Infatti a partire dal II secolo a.C., dopo la conquista della Magna Grecia da parte di Roma, i vecchi tratturi e le piste furono trasformate gradualmente in strade pavimentate di ghiaia (glarea strata). Da quella data, la Romanizzazione dell’Italia meridionale si completò grazie a due grandi strade consolari di penetrazione: l’Appia, la regina viarum, e quella via che da essa si originava nell’ager campanus, la Regio-Capuam, conosciuta come Via Popilia/Annia, che da Salerno tagliava, per l’interno, per la Lucania, il Bruzio e la Calabria. Dalla Regio-Capuam, nei pressi dell’attuale Battipaglia, si staccava quel ramo, identificato da studiosi come Aurelia Nova, che si dirigeva verso Paestum e Velia attraversando le zone costiere del Cilento. (Vedi anche R. Avallone: ” La Regio-Capuam nel territorio Salernitano ” e F. La Greca: ” Paestum e il suo territorio nella Cartografia storica medioevale e moderna)

La sua esistenza sembra attestata anche da un brano dello scrittore romano Frontino (30/40 ; 103/104 ) che racconta un episodio avvenuto nel 282-1 a.C.: il Console Emilio Paolo (o, secondo una correzione, Emilio Papo), durante il conflitto contro Taranto, percorrendo con l’esercito ” una stretta via lungo la costa in Lucania”, presumibilmente montuosa, e quindi tirrenica, viene attaccato da navi di Taranto che lo bersagliano dal mare. Lo stratagemma del console fu di posizionare i prigionieri sul fianco rivolto al mare; per non colpirli, i nemici cessarono il lancio di frecce.

Quindi, questa antica strada costiera, in epoca romana, Via Aurelia Nova, da Pestum raggiungeva Agropoli, S. Marco di Castellabate, Licosa, Marina di Agnone, Acciaroli, Pioppi, Marina dì Casalvelino e infine Velia, Palinuro, Bussento (Policastro), Sapri, Blanda (Tortora (CS)). Se non era possibile la navigazione, questa strada costiera doveva costituire un percorso alternativo, praticabile in ogni periodo dell’anno.

Con la caduta dell’Impero Romano, dopo un momentaneo insabbiamento, dovuto a fenomeni di bradisismo, lo scalo ha continuato ad essere attivo dal X al XIV e sino al XIX secolo, periodo in cui grosse imbarcazioni venivano a caricare soprattutto fichi e seta. Non a caso permangono gli appellativi di “Porto del Fico” e “Pietra Serica”, dati al Porticciolo e alla Punta Sernicola.

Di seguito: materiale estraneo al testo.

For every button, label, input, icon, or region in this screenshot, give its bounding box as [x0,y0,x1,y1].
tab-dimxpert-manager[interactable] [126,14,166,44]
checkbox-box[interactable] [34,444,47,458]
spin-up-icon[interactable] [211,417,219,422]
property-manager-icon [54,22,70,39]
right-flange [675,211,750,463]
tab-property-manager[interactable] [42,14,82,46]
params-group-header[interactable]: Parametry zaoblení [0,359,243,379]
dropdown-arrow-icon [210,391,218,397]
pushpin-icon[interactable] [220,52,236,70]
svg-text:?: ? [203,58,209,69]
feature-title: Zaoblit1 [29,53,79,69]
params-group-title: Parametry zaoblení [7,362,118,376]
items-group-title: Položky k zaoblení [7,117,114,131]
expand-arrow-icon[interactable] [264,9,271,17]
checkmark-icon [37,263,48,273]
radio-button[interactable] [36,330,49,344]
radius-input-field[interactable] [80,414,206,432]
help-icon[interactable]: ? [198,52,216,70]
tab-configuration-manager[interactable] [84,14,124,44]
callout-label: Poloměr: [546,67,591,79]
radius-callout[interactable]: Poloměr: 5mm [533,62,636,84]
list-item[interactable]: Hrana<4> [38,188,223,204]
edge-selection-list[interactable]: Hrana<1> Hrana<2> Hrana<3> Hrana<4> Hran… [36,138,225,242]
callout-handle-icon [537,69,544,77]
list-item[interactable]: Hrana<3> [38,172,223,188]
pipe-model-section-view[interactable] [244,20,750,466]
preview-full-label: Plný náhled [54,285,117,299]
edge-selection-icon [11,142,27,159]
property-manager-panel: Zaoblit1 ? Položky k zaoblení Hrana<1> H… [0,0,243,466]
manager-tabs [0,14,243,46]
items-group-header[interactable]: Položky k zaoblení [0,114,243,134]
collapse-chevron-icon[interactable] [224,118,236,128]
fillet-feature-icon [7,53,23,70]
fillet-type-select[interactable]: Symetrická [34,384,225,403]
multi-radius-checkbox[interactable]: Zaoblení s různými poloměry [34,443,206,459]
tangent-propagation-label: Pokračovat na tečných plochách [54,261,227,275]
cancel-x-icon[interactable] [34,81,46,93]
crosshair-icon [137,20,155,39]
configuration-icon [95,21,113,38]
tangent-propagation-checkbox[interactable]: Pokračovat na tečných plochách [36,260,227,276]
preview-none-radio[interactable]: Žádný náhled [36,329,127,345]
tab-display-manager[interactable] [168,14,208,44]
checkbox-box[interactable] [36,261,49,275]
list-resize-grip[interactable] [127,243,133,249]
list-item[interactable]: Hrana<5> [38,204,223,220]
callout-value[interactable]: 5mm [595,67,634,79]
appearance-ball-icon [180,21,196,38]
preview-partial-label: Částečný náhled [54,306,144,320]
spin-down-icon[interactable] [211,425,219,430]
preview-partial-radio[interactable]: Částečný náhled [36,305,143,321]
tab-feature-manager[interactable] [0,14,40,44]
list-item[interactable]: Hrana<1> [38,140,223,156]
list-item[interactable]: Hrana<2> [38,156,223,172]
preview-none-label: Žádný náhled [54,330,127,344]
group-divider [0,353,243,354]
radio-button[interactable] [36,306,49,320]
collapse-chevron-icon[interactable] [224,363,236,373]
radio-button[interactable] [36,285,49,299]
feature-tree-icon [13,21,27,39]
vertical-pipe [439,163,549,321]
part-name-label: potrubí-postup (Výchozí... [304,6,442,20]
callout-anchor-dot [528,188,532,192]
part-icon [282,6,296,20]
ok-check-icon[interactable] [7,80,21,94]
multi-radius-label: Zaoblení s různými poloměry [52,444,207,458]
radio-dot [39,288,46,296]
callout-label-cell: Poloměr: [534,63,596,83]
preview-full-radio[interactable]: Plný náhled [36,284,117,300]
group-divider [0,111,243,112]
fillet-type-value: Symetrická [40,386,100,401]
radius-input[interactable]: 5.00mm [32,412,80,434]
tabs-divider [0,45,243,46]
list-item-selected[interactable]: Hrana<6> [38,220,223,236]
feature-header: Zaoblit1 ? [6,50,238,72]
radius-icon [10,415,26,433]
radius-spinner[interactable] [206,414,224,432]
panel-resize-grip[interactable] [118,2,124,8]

Infatti Filippo Francesco Rizzi, su Osservazioni statistiche sul Cilento, 1809, così scriveva:

“ viene naturalmente riparato da una punta. Ha buon fondo, e da sicuro asilo ai bastimenti: con venti di ponente-libeccio ,ponente-maestro, tramontana-maestro. Può contenere molti bastimenti da guerra ed è di somma importanza. Difatti non solo nel litorale del Cilento, ma in tutto quello della Calabria non vi è alcun porto, dove si possa restar sicuro coi nomati venti. Solamente questo offre simili incalcolabili vantaggi. È lontano da Palinuro diciotto miglia. L’uno è nella prospettiva dell’altro. Quando nel porto di Palinuro è traversia, in quello del Fico si rinviene la massima sicurezza. “

Risale al 994 il più antico documento scritto che riguarda la località: si tratta di un diploma, pubblicato da Ludovico Antonio Muratori nelle Antiquitates Italicae Medii Aevi, con cui i principi di Salerno, i longobardi Giovanni II e Guaimario III, donavano all’egumeno Andrea[1], del cenobio italo-greco di San Magno (ora San Mango), tutti i terreni dissodati dai monaci basiliani e le chiese che insistevano su quelle stesse terre[2]. Dal documento si apprende che, nel 994, vi sorgeva una chiesa intitolata a Sancta Maria de li Puppi[2].

Il fiume di Pioppi (flubium de pluppi) viene citato in un documento del 1047 vertente sulla divisione patrimoniale tra Guaimario V e i fratelli Guido di Sorrento e Pandolfo di Capaccio[3].

Nel 1113, il normanno Troisio II, figlio di Troisio (o Turgisio) di Sanseverino, con un diploma redatto a San Mauro (ora San Mauro Cilento) dona alla Badia di Cava alcune terre, tra cui è compresa Pioppi[3]: nel novembre dello stesso anno, l’abate cavense, san Pietro Pappacarbone, ottiene da Troisio un secondo diploma per dirimere alcune carenze contenute nel primo atto[4].

Il villaggio venne completamente distrutto durante la guerra del Vespro (12821302) e fu più tardi ricostruito nell’attuale sede di Pioppi.

Il villaggio, nell’Ottocento e nel Novecento, è menzionato da numerosi scrittori, tra cui il viaggiatore inglese Arthur John Strutt (“Passando per il Cilento“, 1831) e il poeta Giuseppe Ungaretti (“Viaggio al Sud“).